Lá em baixo, na relva que continua a ser um espinho encravado na pata de qualquer Leão, essa equipa apresentou-se e fez questão de regressar a Alvalade com uma exibição capaz de deixar a sonhar os mais exigentes. Claro que ainda há muito a afinar, mas, caraças, se ao fim de um mês de trabalho já há tanto pormenor que nos deixa de água na boca, é impossível não imaginar que algo de bom está guardado para este grupo de trabalho. E trabalho foi máxima seguida por todos os jogadores utilizados. Ver-nos a pressionar alto uma equipa como a Roma, experiente e habituada a defender para melhor atacar, já é motivo para um gajo sorrir; ver-nos a fazê-lo e sendo capazes de manietar os italianos ao longo de praticamente todo o jogo, é motivo para sorrir muito.

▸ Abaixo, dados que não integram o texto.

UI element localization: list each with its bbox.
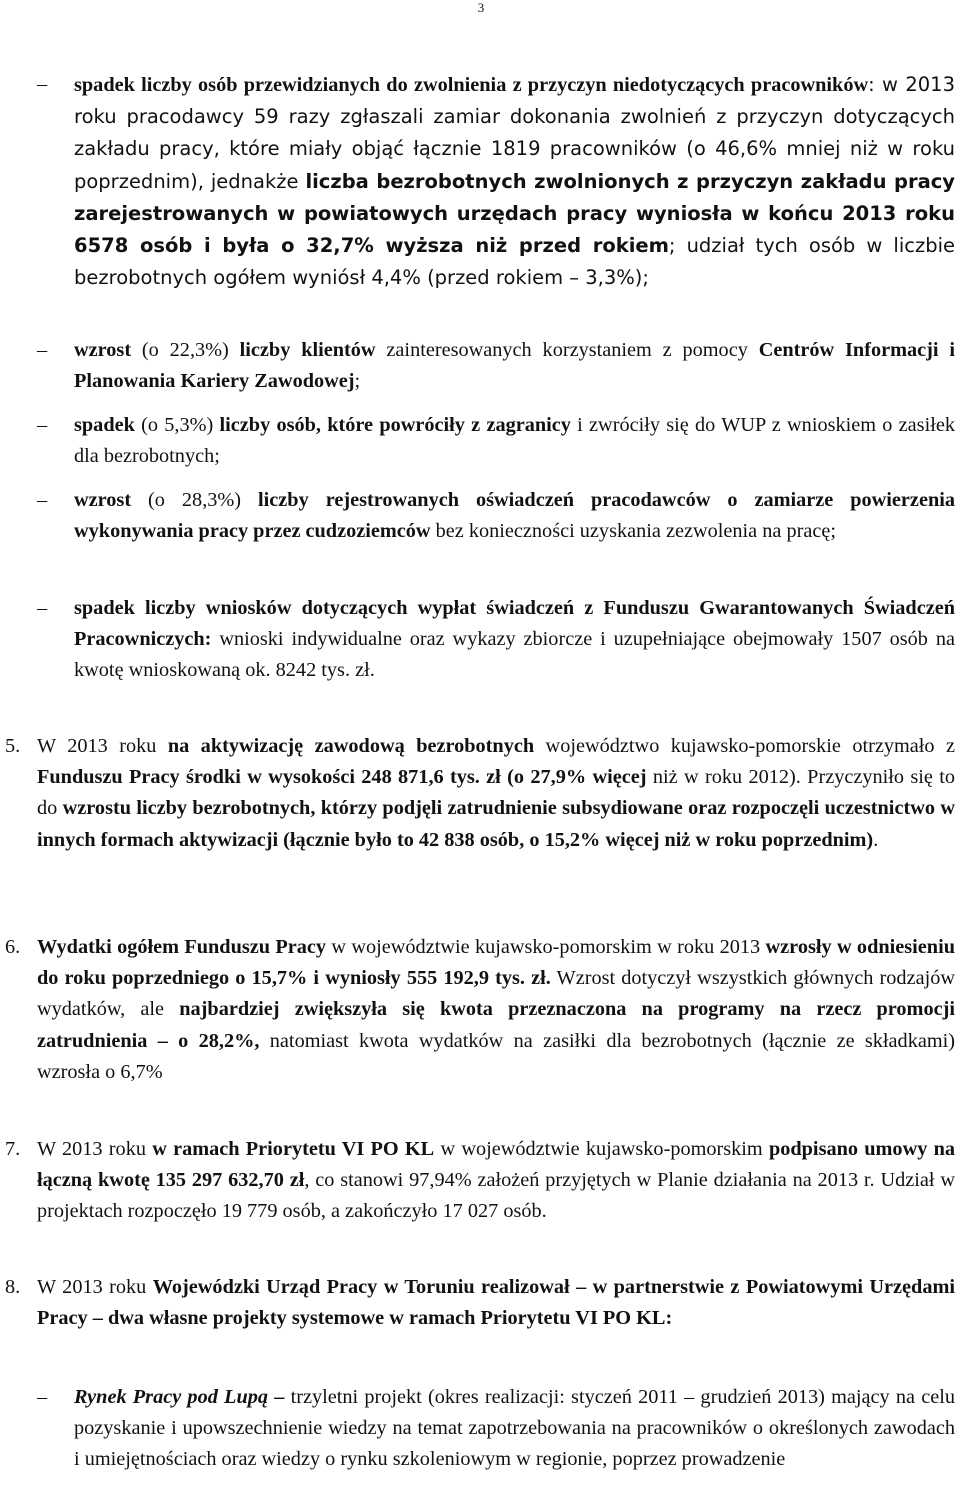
text-run: Wydatki ogółem Funduszu Pracy <box>37 936 327 958</box>
text-run: bez konieczności uzyskania zezwolenia na pracę; <box>430 520 836 543</box>
text-run: wzrosły w odniesieniu do roku poprzedniego o 15,7% i wyniosły 555 192,9 tys. zł. <box>37 936 955 990</box>
text-run: niż w roku 2012). Przyczyniło się to do <box>37 766 956 820</box>
text-run: natomiast kwota wydatków na zasiłki dla bezrobotnych (łącznie ze składkami) wzrosła o 6,7% <box>37 1029 955 1083</box>
bullet-item <box>37 69 955 294</box>
text-run: spadek <box>74 414 135 436</box>
text-run: wzrost <box>74 489 132 511</box>
item-number: 6. <box>5 936 21 958</box>
text-run: (o 5,3%) <box>134 414 220 436</box>
text-run: : w 2013 roku pracodawcy 59 razy zgłaszali zamiar dokonania zwolnień z przyczyn dotyczących zakładu pracy, które miały objąć łącznie 1819 pracowników (o 46,6% mniej niż w roku poprzednim), jednakże <box>74 73 955 193</box>
text-run: Centrów Informacji i Planowania Kariery Zawodowej <box>74 339 955 393</box>
item-text <box>37 1134 955 1228</box>
text-run: w województwie kujawsko-pomorskim w roku 2013 <box>326 936 766 958</box>
bullet-item <box>37 1382 955 1476</box>
item-text <box>37 932 955 1088</box>
bullet-item <box>37 410 955 472</box>
bullet-dash: – <box>37 73 48 95</box>
text-run: Funduszu Pracy środki w wysokości 248 871,6 tys. zł (o 27,9% więcej <box>37 766 647 789</box>
bullet-text <box>74 593 955 687</box>
text-run: na aktywizację zawodową bezrobotnych <box>167 735 535 757</box>
text-run: Wojewódzki Urząd Pracy w Toruniu realizował – w partnerstwie z Powiatowymi Urzędami Pracy – dwa własne projekty systemowe w ramach Priorytetu VI PO KL: <box>37 1276 955 1330</box>
item-number: 8. <box>5 1276 21 1298</box>
text-run: spadek liczby osób przewidzianych do zwolnienia z przyczyn niedotyczących pracowników <box>74 74 869 96</box>
text-run: najbardziej zwiększyła się kwota przeznaczona na programy na rzecz promocji zatrudnienia – o 28,2%, <box>37 998 955 1052</box>
text-run: liczby klientów <box>239 339 376 361</box>
text-run: ; <box>354 370 361 393</box>
text-run: podpisano umowy na łączną kwotę 135 297 632,70 zł <box>37 1138 956 1192</box>
text-run: w ramach Priorytetu VI PO KL <box>152 1138 435 1160</box>
bullet-text <box>74 335 955 397</box>
bullet-item <box>37 335 955 397</box>
numbered-item <box>5 1272 955 1334</box>
text-run: liczba bezrobotnych zwolnionych z przyczyn zakładu pracy zarejestrowanych w powiatowych urzędach pracy wyniosła w końcu 2013 roku 6578 osób i była o 32,7% wyższa niż przed rokiem <box>74 169 955 258</box>
item-number: 7. <box>5 1138 21 1160</box>
text-run: W 2013 roku <box>37 1276 153 1298</box>
numbered-item <box>5 1134 955 1228</box>
text-run: województwo kujawsko-pomorskie otrzymało z <box>534 735 955 757</box>
text-run: trzyletni projekt (okres realizacji: styczeń 2011 – grudzień 2013) mający na celu pozyskanie i upowszechnienie wiedzy na temat zapotrzebowania na pracowników o określonych zawodach i umiejętnościach oraz wiedzy o rynku szkoleniowym w regionie, poprzez prowadzenie <box>74 1386 956 1471</box>
bullet-text <box>74 485 955 547</box>
text-run: liczby rejestrowanych oświadczeń pracodawców o zamiarze powierzenia wykonywania pracy przez cudzoziemców <box>74 489 955 543</box>
numbered-item <box>5 731 955 856</box>
bullet-text <box>74 69 955 294</box>
text-run: W 2013 roku <box>37 1138 153 1160</box>
text-run: ; udział tych osób w liczbie bezrobotnych ogółem wyniósł 4,4% (przed rokiem – 3,3%); <box>74 234 955 290</box>
bullet-dash: – <box>37 414 48 436</box>
text-run: (o 28,3%) <box>131 489 259 511</box>
text-run: zainteresowanych korzystaniem z pomocy <box>375 339 759 361</box>
bullet-item <box>37 593 955 687</box>
text-run: wzrost <box>74 339 132 361</box>
text-run: i zwróciły się do WUP z wnioskiem o zasiłek dla bezrobotnych; <box>74 414 955 468</box>
bullet-text <box>74 410 955 472</box>
text-run: liczby osób, które powróciły z zagranicy <box>219 414 571 436</box>
text-run: , co stanowi 97,94% założeń przyjętych w Planie działania na 2013 r. Udział w projektach rozpoczęło 19 779 osób, a zakończyło 17 027 osób. <box>37 1169 955 1223</box>
text-run: . <box>873 828 879 851</box>
text-run: spadek liczby wniosków dotyczących wypłat świadczeń z Funduszu Gwarantowanych Świadczeń Pracowniczych: <box>74 597 955 651</box>
text-run: wnioski indywidualne oraz wykazy zbiorcze i uzupełniające obejmowały 1507 osób na kwotę wnioskowaną ok. 8242 tys. zł. <box>74 628 955 682</box>
numbered-item <box>5 932 955 1088</box>
text-run: Rynek Pracy pod Lupą <box>74 1386 269 1408</box>
text-run: – <box>268 1386 291 1408</box>
bullet-dash: – <box>37 489 48 511</box>
item-number: 5. <box>5 735 21 757</box>
bullet-item <box>37 485 955 547</box>
bullet-dash: – <box>37 1386 48 1408</box>
bullet-text <box>74 1382 955 1476</box>
text-run: w województwie kujawsko-pomorskim <box>434 1138 769 1160</box>
text-run: Wzrost dotyczył wszystkich głównych rodzajów wydatków, ale <box>37 967 955 1021</box>
bullet-dash: – <box>37 339 48 361</box>
page-number: 3 <box>477 0 485 15</box>
bullet-dash: – <box>37 597 48 619</box>
text-run: W 2013 roku <box>37 735 168 757</box>
item-text <box>37 731 955 856</box>
item-text <box>37 1272 955 1334</box>
text-run: (o 22,3%) <box>131 339 240 361</box>
text-run: wzrostu liczby bezrobotnych, którzy podjęli zatrudnienie subsydiowane oraz rozpoczęli uczestnictwo w innych formach aktywizacji (łącznie było to 42 838 osób, o 15,2% więcej niż w roku poprzednim) <box>37 797 955 851</box>
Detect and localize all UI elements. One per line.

De quando em vez é impossível um gajo não desviar o olhar para a linha, onde Jorge Jesus não escolhe nomes na hora de dar puxões de orelhas, numa espécie de busca pela perfeição que é impossível não passar para dentro de campo. Os extremos respondem de pronto procurando, invariavelmente, o jogo interior e deixando os corredores laterais abertos para as subidas de Jefferson e de João Pereira. O brasileiro parece peixe na água, face a este sistema, e até dou por mim a imaginar que um César Prates, na banda contrária, seria um menino feliz com tal convite a jogar em profundidade. Mas João Pereira e Esgaio saberão crescer nesta exigência que se estende a toda a equipa. Se os extremos cortam para dentro, os médios centro têm que ser capazes de perceber todo o jogo. A tal dinâmica. Queremos bola e queremos ser nós a decidir o que fazer com ela. E, sem ela, todos se movem num bailado táctico ao qual ninguém se esquiva. Se Slimani tiver que ir à linha centrar, vai. Se um dos avançados tiver que passar um jogo inteiro a colocar bombas entre o médio defensivo e os centrais adversários, passa. E se tivermos que passar 90 minutos a insistir, passamos.

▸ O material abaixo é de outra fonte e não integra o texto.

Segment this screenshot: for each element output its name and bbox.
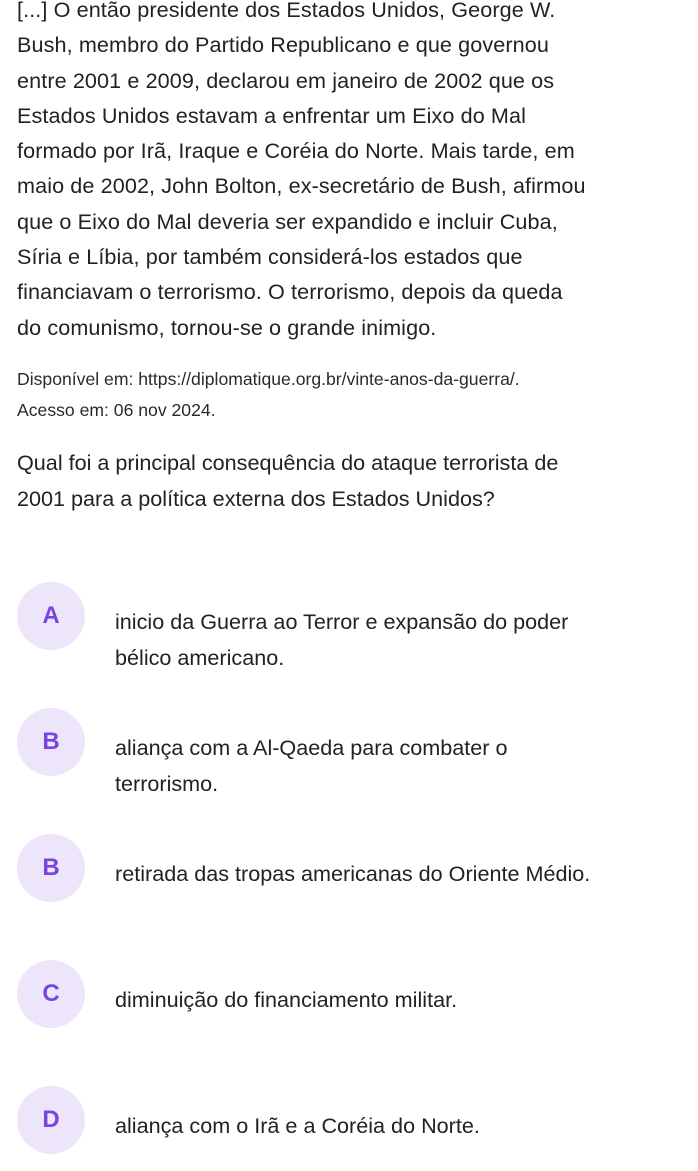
source-citation: Disponível em: https://diplomatique.org.br/vinte-anos-da-guerra/. Acesso em: 06 nov 2024.: [17, 369, 520, 420]
option-a[interactable]: [17, 582, 698, 670]
option-b-second[interactable]: [17, 834, 698, 904]
option-letter-badge: C: [17, 960, 85, 1028]
option-letter-badge: B: [17, 708, 85, 776]
option-d[interactable]: [17, 1086, 698, 1156]
option-text: inicio da Guerra ao Terror e expansão do poder bélico americano.: [115, 609, 569, 670]
option-text: aliança com a Al-Qaeda para combater o terrorismo.: [115, 735, 508, 796]
option-letter-badge: D: [17, 1086, 85, 1154]
question-card: [17, 0, 697, 511]
option-text: diminuição do financiamento militar.: [115, 987, 458, 1012]
option-text: retirada das tropas americanas do Oriente Médio.: [115, 861, 591, 886]
option-letter-badge: A: [17, 582, 85, 650]
passage-text: [...] O então presidente dos Estados Unidos, George W. Bush, membro do Partido Republicano e que governou entre 2001 e 2009, declarou em janeiro de 2002 que os Estados Unidos estavam a enfrentar um Eixo do Mal formado por Irã, Iraque e Coréia do Norte. Mais tarde, em maio de 2002, John Bolton, ex-secretário de Bush, afirmou que o Eixo do Mal deveria ser expandido e incluir Cuba, Síria e Líbia, por também considerá-los estados que financiavam o terrorismo. O terrorismo, depois da queda do comunismo, tornou-se o grande inimigo.: [17, 0, 586, 340]
option-text: aliança com o Irã e a Coréia do Norte.: [115, 1113, 480, 1138]
option-letter-badge: B: [17, 834, 85, 902]
question-text: Qual foi a principal consequência do ataque terrorista de 2001 para a política externa dos Estados Unidos?: [17, 450, 559, 511]
option-c[interactable]: [17, 960, 698, 1030]
option-b[interactable]: [17, 708, 698, 796]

Foi mais ou menos o que aconteceu, sendo que, felizmente e justamente, não foi preciso esperar tanto tempo para ver o marcador funcionar. Já com Mané em campo, entrado para o lugar de Ruiz ao intervalo (boas indicações ao fim de três ou quatro dias de trabalho), a equipa ganhou velocidade e irreverência. Aquele arranque da esquerda para o centro, colocando, depois, Slimani na cara do guarda-redes, é jogada que merece ser revista muitas e muitas vezes e que deixa no ar a ideia de que o crescimento do 36 poderá estar a atingir ponto de rebuçado. Depois veio Montero, para mim merecedor do lugar ao lado do argelino, num troca de colombianos que deu à equipa maior elasticidade e velocidade de pensamento entre linhas adversárias. E o golo, numa bela cabeçada de Slimani, a que se poderia ter seguido o segundo, desta feita numa cabeçada de Fredy. O colombiano não marcou, mas meteu na velocidade de Carrillo; o extremo lançou o pânico no coração da área e, num remate de ressaca, Mané acabou com as dúvidas quanto ao vencedor do jogo.

Tempo de substituições, tempo de um Sporting ainda mais jovem e ainda mais assente na formação (foi você que pediu um belfodil?). Paulo Oliveira já não tinha Naldo ao lado (que grande lambada deu o brasileiro nos abutres de serviço), mas tinha Tobias. Semedo fazia pela vida na posição seis, acompanhado por um Wallyson que será a sombra de Adrien. E Gelson, o pequeno Gelson, entrado em campo como se o campo fosse dele e mostrando ao mundo a marca que fez de jogadores como Cristiano ou Nani ídolos de milhões. E aposto que, já mais calmo, Jesus pensaria para consigo que é do caraças poder optar entre o lado adulto de um Ruiz e a agitação destemida de jogadores como Mané ou Gelson, sem esquecer as capacidades únicas de Carrillo. Opções, muitas. E boas. E ainda falta William Carvalho, que dará a esta equipa uma dimensão extra.

É… mandaria o bom senso que, depois de tantos e tantos arranques entusiasmantes, os Sportinguistas refreassem o seu estado de alma. Que se lixe o bom senso! Este Leão cresce de semana para semana e os nossos sorrisos são cada vez mais rasgados! É mau? Mau é só voltar a ter Sporting no dia 9 e não acreditar que estamos a dar os primeiros passos para o regresso às grandes conquistas!